I’m not sure who I’m talking to, I’m not sure you can even call it praying, but the voice in my head is certainly asking someone, or something, to help.

It is going out on a whim and asking to make my dad better, to end his pain, and not to rob me of the time I so desperately want to share with him. I tell it I’ll do anything if it can just do this one thing for me.
Sometimes it’s angry and it asks ‘‘why me?’’

A lot of what I ask for is selfish, and it comes from a place that I’ve never been before, a hopeless, frightened and exhausted place, where logical thinking and reality has run out.

I know that because in normal circumstances I wouldn’t be inside my head asking for help. I’d be rolling up my sleeves ‘‘not being ridiculous’’ , "toughening up” and "getting on with it’’ as my dad would stoically advise.

I’ve never believed in a God in the formal sense, but I probably wouldn’t call myself a strident atheist either, or at least not in the faith-hating sense.

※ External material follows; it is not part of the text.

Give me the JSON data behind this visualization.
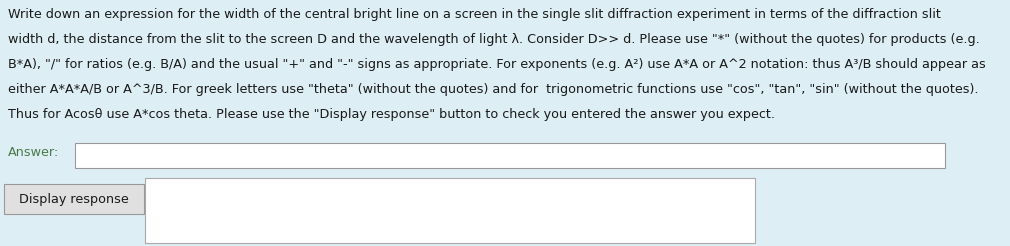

Faith to me, instead of a belief in a set of rules or a book, has always been more of a hope, a calm belief that things always work out, so it is best not to spend valuable emotional energy on worry.

I’ve never been taken by the ritualistic nature of any religion, the dos and the don’ts in order to be rewarded at the end.

But growing up I was surrounded by it, with one set of devoutly Catholic grandparents and culturally observant Jewish ones, I’ve always understood what having a religious faith was.

It was their faith that informed my strong respect for it, all be it along with a critical cynicism. I’ve admired religious people’s devout belief in something more important than themselves.

That selflessness, however naive I might have judged it to be, is something I think all people should aspire to. And instead of following religious tradition myself, I’ve identified values of both my cultural faiths that I admire and have tried to use them in my day-to-day life.

While with them on holiday the dedication of my Irish Catholic grandparents to get up rain, sun or snow and go to an 8am mass while I hadn’t even had a shower always amazed me. It’s similar to the motivation that now gets me to a yoga class at 6am.

I was never interested in the hours that Jewish children my age put in to Hebrew classes, preparing for a batmitzvah, although I always quite fancied the party.

Some might say it is only those people who earn the right to pray when they hit rock bottom, and that I’m a hypocrite for finding myself in a dark place and asking just in case.

But it is the way life has the ability to humble you that has helped me to understand my faith a lot better and why even secular cynics like me turn to it when they are going through a hard time.

My everyday faith might not be the devoutly religious kind, based on a higher power, or the one that follows the rules, believes a book or belongs in one place.

It’s the food in tupperware with native dishes from cultures across the globe that has been hand delivered to my door.

It is the offer of a warm and loving home whose door is always open, it’s the family that when push comes to shove supports each other, and it’s the daily pep talks, true friendships and ‘‘just checking ins’’ that have covered me in a cloak of kindness and compassion, and given me, my faith.

And while some might say asking for anything extra is silly, I think what’s the harm?